Sabia o que acontecia no Sport, como se jogava contra. Eu tomava café
com as lavadeiras, andava com os seguranças, motoristas, copeiras,
roupeiros e era dessas pessoas que eu descobria o que acontecia, pois
elas são o Sport Club do Recife. Foi dessas relações que soube, por
exemplo, do forte movimento para que eu não assumisse o time em 2012,
depois de tudo que eu havia feito na Série B do ano passado. Queriam que
eu voltasse a ser auxiliar. Tem muita gente que joga contra ali.
RESPOSTA DA ASSESSORIA DE IMPRENSA DO SPORT
"O
que Mazola está dizendo que vazou não é 75% do que poderia ter vazado.

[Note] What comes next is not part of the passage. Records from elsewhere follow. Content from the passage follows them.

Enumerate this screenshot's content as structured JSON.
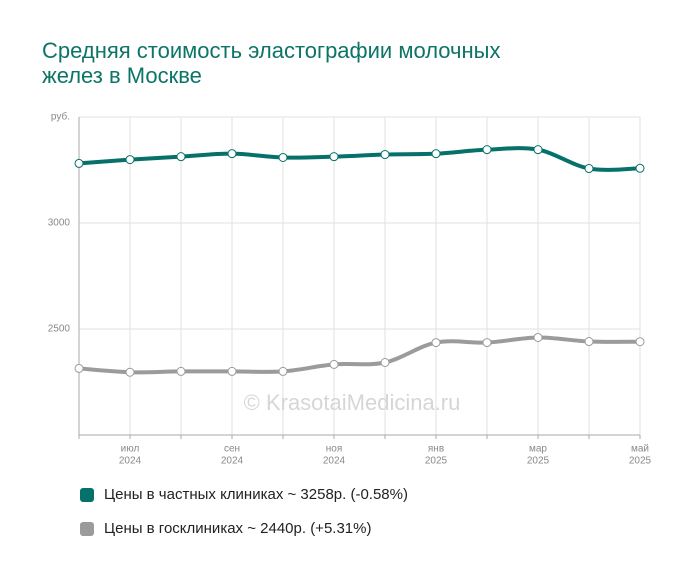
{
  "chart_data": {
    "type": "line",
    "title": "Средняя стоимость эластографии молочных желез в Москве",
    "watermark": "© KrasotaiMedicina.ru",
    "categories": [
      null,
      [
        "июл",
        "2024"
      ],
      null,
      [
        "сен",
        "2024"
      ],
      null,
      [
        "ноя",
        "2024"
      ],
      null,
      [
        "янв",
        "2025"
      ],
      null,
      [
        "мар",
        "2025"
      ],
      null,
      [
        "май",
        "2025"
      ]
    ],
    "series": [
      {
        "name": "Цены в частных клиниках ~ 3258р. (-0.58%)",
        "color": "#05716a",
        "values": [
          3281,
          3299,
          3313,
          3327,
          3309,
          3313,
          3323,
          3327,
          3346,
          3346,
          3257,
          3258
        ]
      },
      {
        "name": "Цены в госклиниках ~ 2440р. (+5.31%)",
        "color": "#9b9b9b",
        "values": [
          2314,
          2296,
          2300,
          2300,
          2300,
          2333,
          2342,
          2436,
          2436,
          2460,
          2441,
          2440
        ]
      }
    ],
    "ylim": [
      2000,
      3500
    ],
    "yticks": [
      2500,
      3000,
      {
        "value": 3500,
        "label": "руб."
      }
    ],
    "grid": true
  }
}
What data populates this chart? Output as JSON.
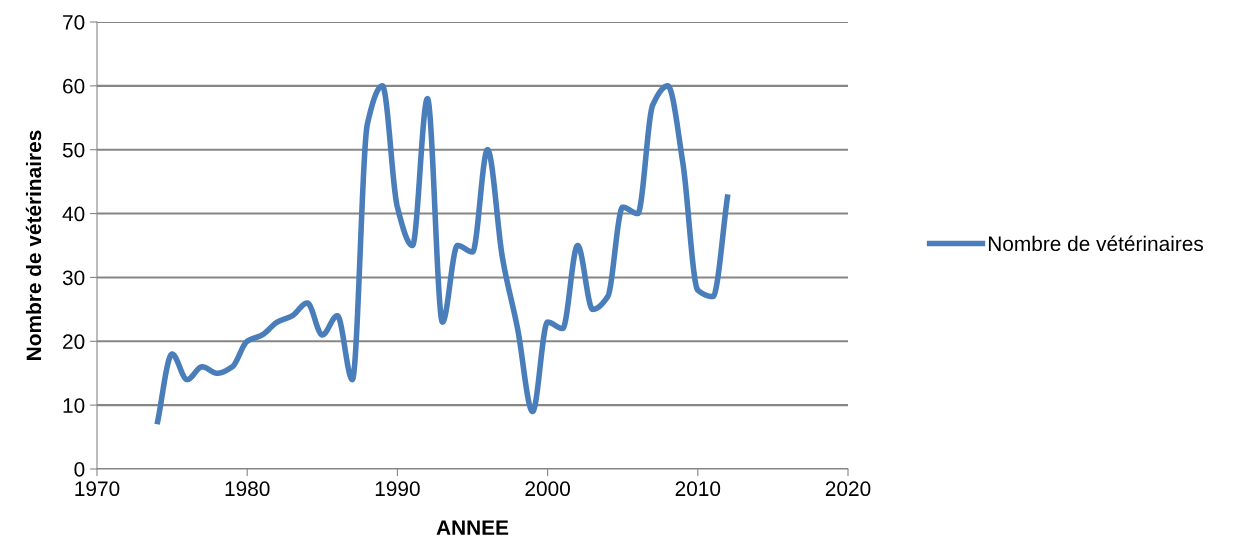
{
  "chart_data": {
    "type": "line",
    "xlabel": "ANNEE",
    "ylabel": "Nombre de vétérinaires",
    "x": [
      1974,
      1975,
      1976,
      1977,
      1978,
      1979,
      1980,
      1981,
      1982,
      1983,
      1984,
      1985,
      1986,
      1987,
      1988,
      1989,
      1990,
      1991,
      1992,
      1993,
      1994,
      1995,
      1996,
      1997,
      1998,
      1999,
      2000,
      2001,
      2002,
      2003,
      2004,
      2005,
      2006,
      2007,
      2008,
      2009,
      2010,
      2011,
      2012
    ],
    "series": [
      {
        "name": "Nombre de vétérinaires",
        "color": "#4a7ebb",
        "values": [
          7,
          18,
          14,
          16,
          15,
          16,
          20,
          21,
          23,
          24,
          26,
          21,
          24,
          14,
          54,
          60,
          41,
          35,
          58,
          23,
          35,
          34,
          50,
          33,
          22,
          9,
          23,
          22,
          35,
          25,
          27,
          41,
          40,
          57,
          60,
          48,
          28,
          27,
          43
        ]
      }
    ],
    "xlim": [
      1970,
      2020
    ],
    "xticks": [
      1970,
      1980,
      1990,
      2000,
      2010,
      2020
    ],
    "ylim": [
      0,
      70
    ],
    "yticks": [
      0,
      10,
      20,
      30,
      40,
      50,
      60,
      70
    ],
    "grid": "y",
    "legend": "right",
    "line_style": "solid",
    "marker": "none"
  }
}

Mazola tem que levantar a mão para o céu e agradecer a assessoria do
Sport Clube do Recife", disse Álvaro Claudino, assessor de imprensa do
clube.
CONTRATAÇÕES
Não tive as contratações que queria. Havia uma esperança de que a
molecada segurasse a onda, mas infelizmente eles não deram conta do
recado e as contratações se machucaram. Poxa, era para Gilberto, Felipe
Azevedo e Henrique terem chegado no início do ano, comigo, pois pedi o
trio ao clube. Só chegaram após o estadual e custaram muito mais ao
Sport do que na época que pedi. Eram esses caras que eu tinha em mente
para o ataque, não Jael e Jheimy.
JHEIMY E JAEL
Jael deixou o Sport no início da Série A
(Foto: Aldo Carneiro/Pernambuco Press)
Jheimy foi uma aposta, fez uma boa Série B, mas no Atlético-MG não
rendia. Não deu certo no Sport, infelizmente, pois é um cara bacana e
muito esforçado. Já Jael surgiu através de uma proposta financeira
interessante ao clube e errei em achar que poderia reverter a situação
extracampo dele. Foi bom ele ter ido jogar na Coreia do Sul porque ele
estava com um pepino gigante em relação a família em Belo Horizonte.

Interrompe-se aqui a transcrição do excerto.